The time has come for DataOps teams to take broader responsibility for data health. Through service level agreements, continuous testing, and application monitoring, DataOps can level up their quality standards while specifying upfront what good data looks like, productize the way they monitor performance and quality issues and act upon them before data can be consumed. Observability changed the way software quality and performance are monitored using telemetry, and is now emerging as a promising new discipline for data.
Beyond the hype, this is an opportunity for data teams to eat their dog food by being data-driven. What if data health became a specific data domain in your data initiatives, improving your ability to fully understand and report on data health across your systems?
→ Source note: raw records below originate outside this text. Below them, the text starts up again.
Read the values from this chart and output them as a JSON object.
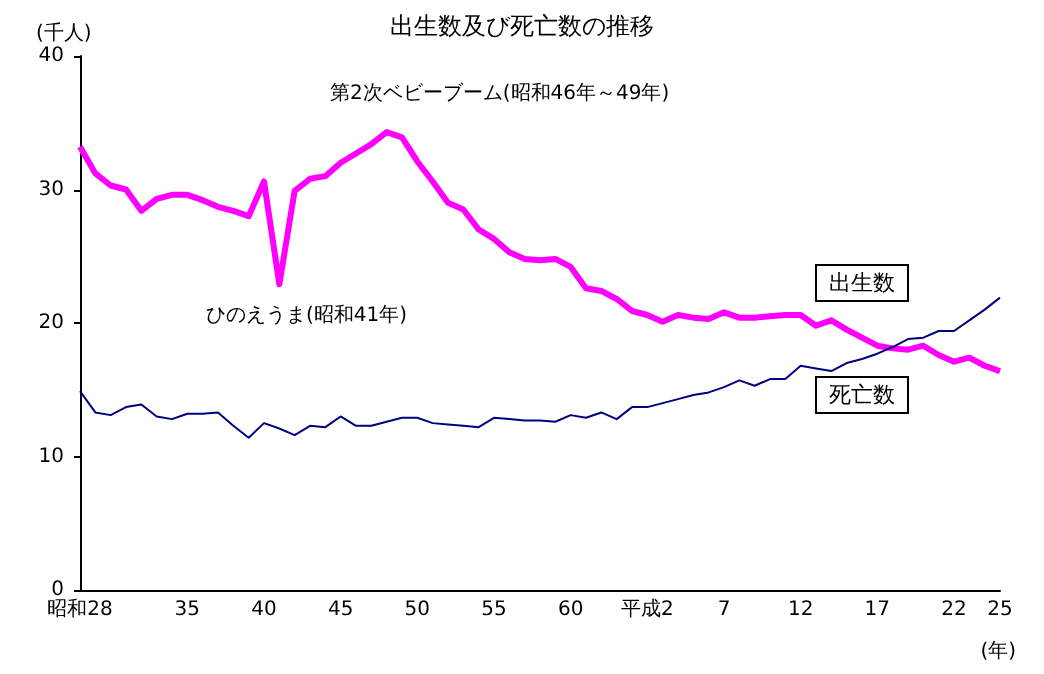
{
  "chart_data": {
    "type": "line",
    "title": "出生数及び死亡数の推移",
    "xlabel": "(年)",
    "ylabel": "(千人)",
    "categories": [
      "昭和28",
      null,
      null,
      null,
      null,
      null,
      null,
      "35",
      null,
      null,
      null,
      null,
      "40",
      null,
      null,
      null,
      null,
      "45",
      null,
      null,
      null,
      null,
      "50",
      null,
      null,
      null,
      null,
      "55",
      null,
      null,
      null,
      null,
      "60",
      null,
      null,
      null,
      null,
      "平成2",
      null,
      null,
      null,
      null,
      "7",
      null,
      null,
      null,
      null,
      "12",
      null,
      null,
      null,
      null,
      "17",
      null,
      null,
      null,
      null,
      "22",
      null,
      null,
      "25"
    ],
    "series": [
      {
        "name": "出生数",
        "color": "#ff00ff",
        "values": [
          33.2,
          31.2,
          30.3,
          30.0,
          28.4,
          29.3,
          29.6,
          29.6,
          29.2,
          28.7,
          28.4,
          28.0,
          30.6,
          22.9,
          29.9,
          30.8,
          31.0,
          32.0,
          32.7,
          33.4,
          34.3,
          33.9,
          32.1,
          30.6,
          29.0,
          28.5,
          27.0,
          26.3,
          25.3,
          24.8,
          24.7,
          24.8,
          24.2,
          22.6,
          22.4,
          21.8,
          20.9,
          20.6,
          20.1,
          20.6,
          20.4,
          20.3,
          20.8,
          20.4,
          20.4,
          20.5,
          20.6,
          20.6,
          19.8,
          20.2,
          19.5,
          18.9,
          18.3,
          18.1,
          18.0,
          18.3,
          17.6,
          17.1,
          17.4,
          16.8,
          16.4
        ]
      },
      {
        "name": "死亡数",
        "color": "#000080",
        "values": [
          14.9,
          13.3,
          13.1,
          13.7,
          13.9,
          13.0,
          12.8,
          13.2,
          13.2,
          13.3,
          12.3,
          11.4,
          12.5,
          12.1,
          11.6,
          12.3,
          12.2,
          13.0,
          12.3,
          12.3,
          12.6,
          12.9,
          12.9,
          12.5,
          12.4,
          12.3,
          12.2,
          12.9,
          12.8,
          12.7,
          12.7,
          12.6,
          13.1,
          12.9,
          13.3,
          12.8,
          13.7,
          13.7,
          14.0,
          14.3,
          14.6,
          14.8,
          15.2,
          15.7,
          15.3,
          15.8,
          15.8,
          16.8,
          16.6,
          16.4,
          17.0,
          17.3,
          17.7,
          18.2,
          18.8,
          18.9,
          19.4,
          19.4,
          20.2,
          21.0,
          21.9
        ]
      }
    ],
    "annotations": [
      "第2次ベビーブーム(昭和46年～49年)",
      "ひのえうま(昭和41年)"
    ],
    "ylim": [
      0,
      40
    ],
    "yticks": [
      0,
      10,
      20,
      30,
      40
    ],
    "grid": false,
    "marker": "none",
    "line_style": "solid"
  }
}
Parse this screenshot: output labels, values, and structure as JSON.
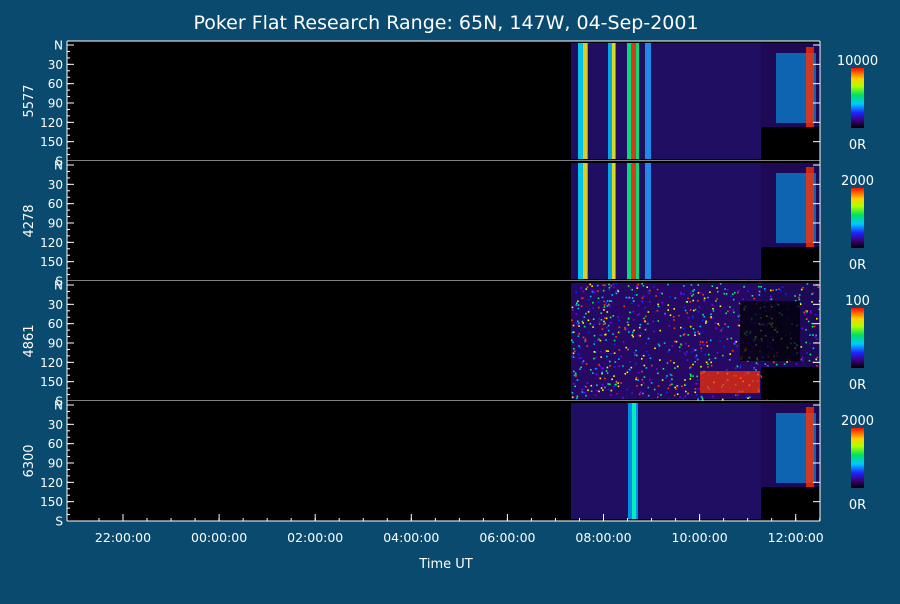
{
  "chart_data": {
    "type": "heatmap",
    "title": "Poker Flat Research Range: 65N, 147W, 04-Sep-2001",
    "xlabel": "Time UT",
    "x_ticks": [
      "22:00:00",
      "00:00:00",
      "02:00:00",
      "04:00:00",
      "06:00:00",
      "08:00:00",
      "10:00:00",
      "12:00:00"
    ],
    "y_ticks": [
      "N",
      "30",
      "60",
      "90",
      "120",
      "150",
      "S"
    ],
    "panels": [
      {
        "ylabel": "5577",
        "colorbar_max": "10000",
        "colorbar_min": "0R"
      },
      {
        "ylabel": "4278",
        "colorbar_max": "2000",
        "colorbar_min": "0R"
      },
      {
        "ylabel": "4861",
        "colorbar_max": "100",
        "colorbar_min": "0R"
      },
      {
        "ylabel": "6300",
        "colorbar_max": "2000",
        "colorbar_min": "0R"
      }
    ],
    "colors": {
      "background": "#0a4a6e",
      "plot_background": "#000000",
      "axis": "#ffffff"
    }
  }
}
As data observability is all about automation, it requires the use of advanced tools that can capture metadata, data lineage, and telemetry data. This market is in its early days, and with this respect, good resolutions should also apply for software vendors: while many data software and platform providers innovated through metadata models that could embed rich business meaning and data relationships, they did it through proprietary models, which resulted in data silos. Ultimately, this didn’t help to provide transparency and data observability across the data supply chain. Interestingly, a handful of renowned data-driven companies tackled this issue by developing their tools and then sharing them as open source: Uber with OpenMetadata, Lyft with Amundsen, Netflix with Metacat, and Linkedin with DataHub. Although none of those projects has reached wide industry adoption, this clearly highlights the need to make metadata as easy to crawl and accessible as it is in the web landscape.